They also played in the Loyola-Blakefield loop's sixth grade division this winter. After six games, they were — you guessed it — 3-3 and .500.
But the kids got tired of being “around .500.”
They up and moved to a different neighborhood. After splitting their first six Loyola-Blakefield games this winter, they never lost another one. Freedom swept their final four games in the league to finish 7-3. Then, Freedom swept three Feb. 23-24 playoff games to win the Loyola-Blakefield sixth grade championship.
Clark said he was seeing some subtle improvements in both players and play over the past year even though their record didn't reflect it.
Loyola's winter league would be their chance to prove it because thew loop was competitive. The teams in that loop come from Harford, Howard, and Baltimore counties for the most part. All games were played Saturdays at Loyola.
Clark believed his team would do well, but he had no idea of winning a championship. There were simply too many strong teams, he said.
They opened with three wins, one of which came against Harford County-based Emmortion which was second at the time. However, things then went south for awhile as Freedom dropped three in a row to square its record at 3-3. Then it recovered in the final four games.
Clark felt his team had improved over the course of its up and down regular season, particularly when it had the ball.
“They were starting to understand when to shoot the ball and when to make the next pass,” Clark said. “They learned to hit the open man, and it got contagious.”
He also said its man-to-man defense had also improved a lot. In fact, he would use it almost exclusively throughout the playoffs.
The opening game was an easy 52-20 win over the Columbia Ravens “B” team. Guard Colin Clevenger paced Freedom with 11 points, and Nick Baron added 10. Austin Schulze led in defensive rebounds with three, and Scott Grabau had six rebounds, including four on offense.
Point guard Justin Asiedu did an excellent job controlling the offense and got several steals. Game 2 against Towsontowne was tougher.
“We didn't play them during the regular season,” Clark said. “But the things that got us going were our man defense and press. That really got them out of their rhythm and affected them pretty good.”
Clevenger's eight points paced the victors, and Daniel Riley added six. Forwards Grabau and Brady Clark controlled the boards and played sound defense.
Point guard Christian Szarko played strong defense and passed the ball well.

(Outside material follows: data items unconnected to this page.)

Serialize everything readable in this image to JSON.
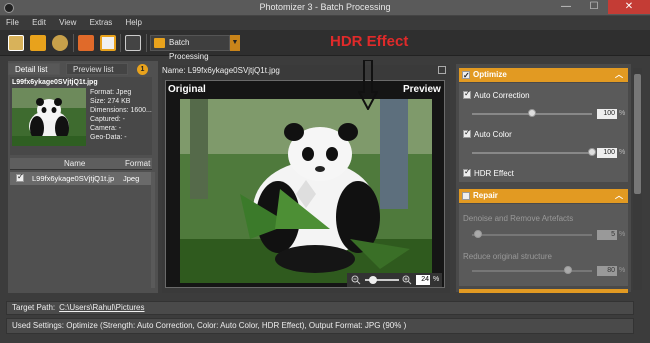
{
  "window": {
    "title": "Photomizer 3 - Batch Processing",
    "minimize": "—",
    "maximize": "☐",
    "close": "✕"
  },
  "menu": [
    "File",
    "Edit",
    "View",
    "Extras",
    "Help"
  ],
  "toolbar": {
    "batch_label": "Batch Processing",
    "batch_arrow": "▼"
  },
  "annotation": {
    "hdr_text": "HDR Effect"
  },
  "left_panel": {
    "tabs": [
      "Detail list",
      "Preview list"
    ],
    "badge": "1",
    "selected_filename": "L99fx6ykage0SVjtjQ1t.jpg",
    "details": [
      "Format: Jpeg",
      "Size: 274 KB",
      "Dimensions: 1600...",
      "Captured: -",
      "Camera: -",
      "Geo-Data: -"
    ],
    "columns": {
      "name": "Name",
      "format": "Format"
    },
    "rows": [
      {
        "name": "L99fx6ykage0SVjtjQ1t.jp",
        "format": "Jpeg",
        "checked": true
      }
    ]
  },
  "center": {
    "name_label": "Name: L99fx6ykage0SVjtjQ1t.jpg",
    "original_label": "Original",
    "preview_label": "Preview",
    "zoom_value": "24",
    "zoom_unit": "%"
  },
  "right_panel": {
    "optimize": {
      "header": "Optimize",
      "auto_correction": {
        "label": "Auto Correction",
        "value": "100",
        "unit": "%",
        "fraction": 0.5
      },
      "auto_color": {
        "label": "Auto Color",
        "value": "100",
        "unit": "%",
        "fraction": 1.0
      },
      "hdr_effect": "HDR Effect"
    },
    "repair": {
      "header": "Repair",
      "denoise": {
        "label": "Denoise and Remove Artefacts",
        "value": "5",
        "unit": "%",
        "fraction": 0.05
      },
      "reduce": {
        "label": "Reduce original structure",
        "value": "80",
        "unit": "%",
        "fraction": 0.8
      }
    }
  },
  "footer": {
    "target_label": "Target Path:",
    "target_path": "C:\\Users\\Rahul\\Pictures",
    "used_settings": "Used Settings: Optimize (Strength: Auto Correction, Color: Auto Color, HDR Effect), Output Format: JPG (90% )"
  },
  "colors": {
    "accent": "#e29a22",
    "annotation": "#e02a2a",
    "close": "#c43c35"
  }
}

Game 3 — the championship tilt — came against Hereford, an opponent that had beaten Freedom in its regular-season game. Hereford had hurt Freedom with its 3-point shooting in that one, and Clark said he was sticking with a man-to-man in the final to cut off the open shots.
That game was close throughout and went down to the wire. Ryan Bauer had two key baskets to keep Freedom in the hunt late in the game.
However, it was finally decided by a 3-pointer that was and another that wasn't. Baron hit a 3 with 30 seconds to play and tied the game at 24-24. Riley, who had hit two 3s earlier, then swatted down an attempt for a game-tying 3-point shot as the clock ran out.
The final was 27-24, and Freedom was the champion.
“I was proud of the kids,” Clark said. “They worked so hard. Having them for five years, it's nice to see them end on a win for once.”
He looks forward to a couple of more years with those youngsters before they go on their separate ways to various high schools. He believes this championship will give them a boost coming into next season.